Default-deny, host-pinned database access over a trusted network
Context
The managed database (ADR 0002) is reached by several clients - app containers, the coordination host, batch jobs. The convenient model is a trusted internal network: anything inside the perimeter may connect, and a username/password is the only gate. That makes the network boundary the entire security story, and it means a single leaked credential is usable from anywhere inside that boundary.
Decision
Default-deny at two layers. The database's port is firewalled to an explicit allowlist of client IPs, and each database user's grants are pinned to the host it connects from - so a credential is useless from any IP outside the allowlist. Adding a client is a deliberate two-step: open the firewall for that IP and create a host-scoped grant. This composes with the per-agent identity work in ADR 0005.
Consequences
- A leaked credential isn't portable on its own. It only works from an already-allowlisted IP, so stealing the secret - without also operating from an allowlisted host - doesn't buy access.

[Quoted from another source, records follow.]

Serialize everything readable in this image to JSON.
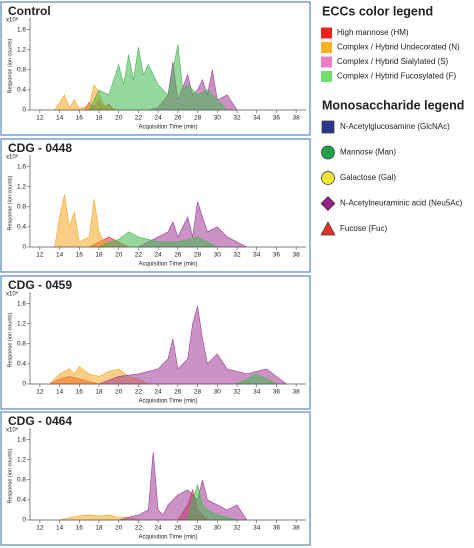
{
  "chart_data": [
    {
      "type": "area",
      "title": "Control",
      "xlabel": "Acquisition Time (min)",
      "ylabel": "Response (ion counts)",
      "yunit": "x10⁶",
      "xlim": [
        11,
        39
      ],
      "xticks": [
        12,
        14,
        16,
        18,
        20,
        22,
        24,
        26,
        28,
        30,
        32,
        34,
        36,
        38
      ],
      "ylim": [
        0,
        1.75
      ],
      "yticks": [
        0,
        0.4,
        0.8,
        1.2,
        1.6
      ],
      "series": [
        {
          "color": "#e52b2b",
          "x": [
            16.5,
            17,
            17.5,
            18,
            18.5,
            19,
            19.5
          ],
          "values": [
            0,
            0.15,
            0.05,
            0.2,
            0.05,
            0.12,
            0
          ]
        },
        {
          "color": "#f5a623",
          "x": [
            13.5,
            14.5,
            15,
            15.5,
            16,
            17,
            17.5,
            18,
            18.5,
            19,
            20
          ],
          "values": [
            0,
            0.3,
            0.05,
            0.2,
            0.02,
            0.1,
            0.5,
            0.35,
            0.1,
            0.05,
            0
          ]
        },
        {
          "color": "#a03a96",
          "x": [
            23,
            24,
            25,
            25.5,
            26,
            27,
            27.5,
            28,
            28.5,
            29,
            29.5,
            30,
            31,
            32
          ],
          "values": [
            0,
            0.05,
            0.3,
            0.95,
            0.2,
            0.7,
            0.3,
            0.4,
            0.6,
            0.3,
            0.8,
            0.2,
            0.3,
            0
          ]
        },
        {
          "color": "#3fb84a",
          "x": [
            17,
            18,
            19,
            20,
            20.5,
            21,
            21.5,
            22,
            22.5,
            23,
            24,
            25,
            26,
            26.5,
            27,
            28,
            29,
            30,
            31
          ],
          "values": [
            0,
            0.4,
            0.3,
            0.9,
            0.5,
            1.1,
            0.6,
            1.25,
            0.7,
            0.9,
            0.5,
            0.3,
            1.3,
            0.4,
            0.5,
            0.3,
            0.4,
            0.2,
            0
          ]
        }
      ]
    },
    {
      "type": "area",
      "title": "CDG - 0448",
      "xlabel": "Acquisition Time (min)",
      "ylabel": "Response (ion counts)",
      "yunit": "x10⁶",
      "xlim": [
        11,
        39
      ],
      "xticks": [
        12,
        14,
        16,
        18,
        20,
        22,
        24,
        26,
        28,
        30,
        32,
        34,
        36,
        38
      ],
      "ylim": [
        0,
        1.75
      ],
      "yticks": [
        0,
        0.4,
        0.8,
        1.2,
        1.6
      ],
      "series": [
        {
          "color": "#e52b2b",
          "x": [
            17,
            18,
            19,
            20,
            21
          ],
          "values": [
            0,
            0.1,
            0.2,
            0.1,
            0
          ]
        },
        {
          "color": "#f5a623",
          "x": [
            13.5,
            14,
            14.5,
            15,
            15.5,
            16,
            17,
            17.5,
            18,
            18.5,
            19.5
          ],
          "values": [
            0,
            0.6,
            1.05,
            0.4,
            0.7,
            0.1,
            0.2,
            0.95,
            0.3,
            0.1,
            0
          ]
        },
        {
          "color": "#a03a96",
          "x": [
            22,
            24,
            25,
            25.5,
            26,
            27,
            27.5,
            28,
            29,
            30,
            31,
            33
          ],
          "values": [
            0,
            0.2,
            0.3,
            0.5,
            0.2,
            0.6,
            0.2,
            0.9,
            0.3,
            0.4,
            0.2,
            0
          ]
        },
        {
          "color": "#3fb84a",
          "x": [
            18,
            19,
            20,
            21,
            22,
            23,
            24,
            26,
            28,
            29,
            30
          ],
          "values": [
            0,
            0.1,
            0.15,
            0.3,
            0.2,
            0.15,
            0.1,
            0.1,
            0.2,
            0.1,
            0
          ]
        }
      ]
    },
    {
      "type": "area",
      "title": "CDG - 0459",
      "xlabel": "Acquisition Time (min)",
      "ylabel": "Response (ion counts)",
      "yunit": "x10⁶",
      "xlim": [
        11,
        39
      ],
      "xticks": [
        12,
        14,
        16,
        18,
        20,
        22,
        24,
        26,
        28,
        30,
        32,
        34,
        36,
        38
      ],
      "ylim": [
        0,
        1.75
      ],
      "yticks": [
        0,
        0.4,
        0.8,
        1.2,
        1.6
      ],
      "series": [
        {
          "color": "#e52b2b",
          "x": [
            13,
            14,
            15,
            16,
            17,
            18
          ],
          "values": [
            0,
            0.1,
            0.15,
            0.1,
            0.05,
            0
          ]
        },
        {
          "color": "#f5a623",
          "x": [
            13,
            14,
            15,
            15.5,
            16,
            17,
            18,
            19,
            20,
            21,
            22,
            23
          ],
          "values": [
            0,
            0.2,
            0.3,
            0.2,
            0.35,
            0.2,
            0.15,
            0.25,
            0.3,
            0.15,
            0.1,
            0
          ]
        },
        {
          "color": "#a03a96",
          "x": [
            18,
            20,
            22,
            24,
            25,
            25.5,
            26,
            27,
            27.5,
            28,
            28.5,
            29,
            30,
            31,
            33,
            35,
            37
          ],
          "values": [
            0,
            0.15,
            0.2,
            0.3,
            0.5,
            0.9,
            0.3,
            0.5,
            1.2,
            1.55,
            0.9,
            0.4,
            0.6,
            0.3,
            0.2,
            0.3,
            0
          ]
        },
        {
          "color": "#3fb84a",
          "x": [
            32,
            33,
            34,
            35,
            36
          ],
          "values": [
            0,
            0.1,
            0.2,
            0.1,
            0
          ]
        }
      ]
    },
    {
      "type": "area",
      "title": "CDG - 0464",
      "xlabel": "Acquisition Time (min)",
      "ylabel": "Response (ion counts)",
      "yunit": "x10⁶",
      "xlim": [
        11,
        39
      ],
      "xticks": [
        12,
        14,
        16,
        18,
        20,
        22,
        24,
        26,
        28,
        30,
        32,
        34,
        36,
        38
      ],
      "ylim": [
        0,
        1.75
      ],
      "yticks": [
        0,
        0.4,
        0.8,
        1.2,
        1.6
      ],
      "series": [
        {
          "color": "#e52b2b",
          "x": [
            26,
            27,
            27.5,
            28,
            29
          ],
          "values": [
            0,
            0.3,
            0.6,
            0.2,
            0
          ]
        },
        {
          "color": "#f5a623",
          "x": [
            14,
            15,
            16,
            17,
            18,
            19,
            20,
            21,
            22
          ],
          "values": [
            0,
            0.05,
            0.08,
            0.1,
            0.08,
            0.1,
            0.05,
            0.05,
            0
          ]
        },
        {
          "color": "#a03a96",
          "x": [
            20,
            22,
            23,
            23.5,
            24,
            24.5,
            25,
            26,
            27,
            28,
            28.5,
            29,
            30,
            31,
            32,
            33
          ],
          "values": [
            0,
            0.1,
            0.2,
            1.35,
            0.2,
            0.1,
            0.3,
            0.5,
            0.6,
            0.4,
            0.8,
            0.4,
            0.3,
            0.2,
            0.3,
            0
          ]
        },
        {
          "color": "#3fb84a",
          "x": [
            27,
            27.5,
            28,
            28.5,
            29,
            30,
            31,
            32
          ],
          "values": [
            0,
            0.4,
            0.7,
            0.3,
            0.2,
            0.1,
            0.05,
            0
          ]
        }
      ]
    }
  ],
  "ecc_legend": {
    "title": "ECCs color legend",
    "items": [
      {
        "label": "High mannose (HM)",
        "color": "#ee2020"
      },
      {
        "label": "Complex / Hybrid Undecorated (N)",
        "color": "#f9b21f"
      },
      {
        "label": "Complex / Hybrid Sialylated (S)",
        "color": "#f07cc8"
      },
      {
        "label": "Complex / Hybrid Fucosylated (F)",
        "color": "#6fe06a"
      }
    ]
  },
  "mono_legend": {
    "title": "Monosaccharide legend",
    "items": [
      {
        "label": "N-Acetylglucosamine (GlcNAc)",
        "color": "#2b3a8f",
        "shape": "square"
      },
      {
        "label": "Mannose (Man)",
        "color": "#21a34a",
        "shape": "circle"
      },
      {
        "label": "Galactose (Gal)",
        "color": "#f2e33a",
        "shape": "circle"
      },
      {
        "label": "N-Acetylneuraminic acid (Neu5Ac)",
        "color": "#96208a",
        "shape": "diamond"
      },
      {
        "label": "Fucose (Fuc)",
        "color": "#e0312f",
        "shape": "triangle"
      }
    ]
  }
}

- Access is auditable by construction. The allowlist is the list of who can connect; there's no ambient "anything on the network can reach the data."
- Costs: provisioning friction - every new client is an explicit change in two places - and the standing discipline to keep the allowlist current as hosts come and go.
When I'd revisit
At a scale where clients are dynamic or ephemeral - autoscaling, short-lived workers - per-IP pinning becomes a bottleneck, and the right move is a private network with short-lived issued credentials, or a connection proxy. The pinning model earns its keep precisely when clients are few, long-lived, and known.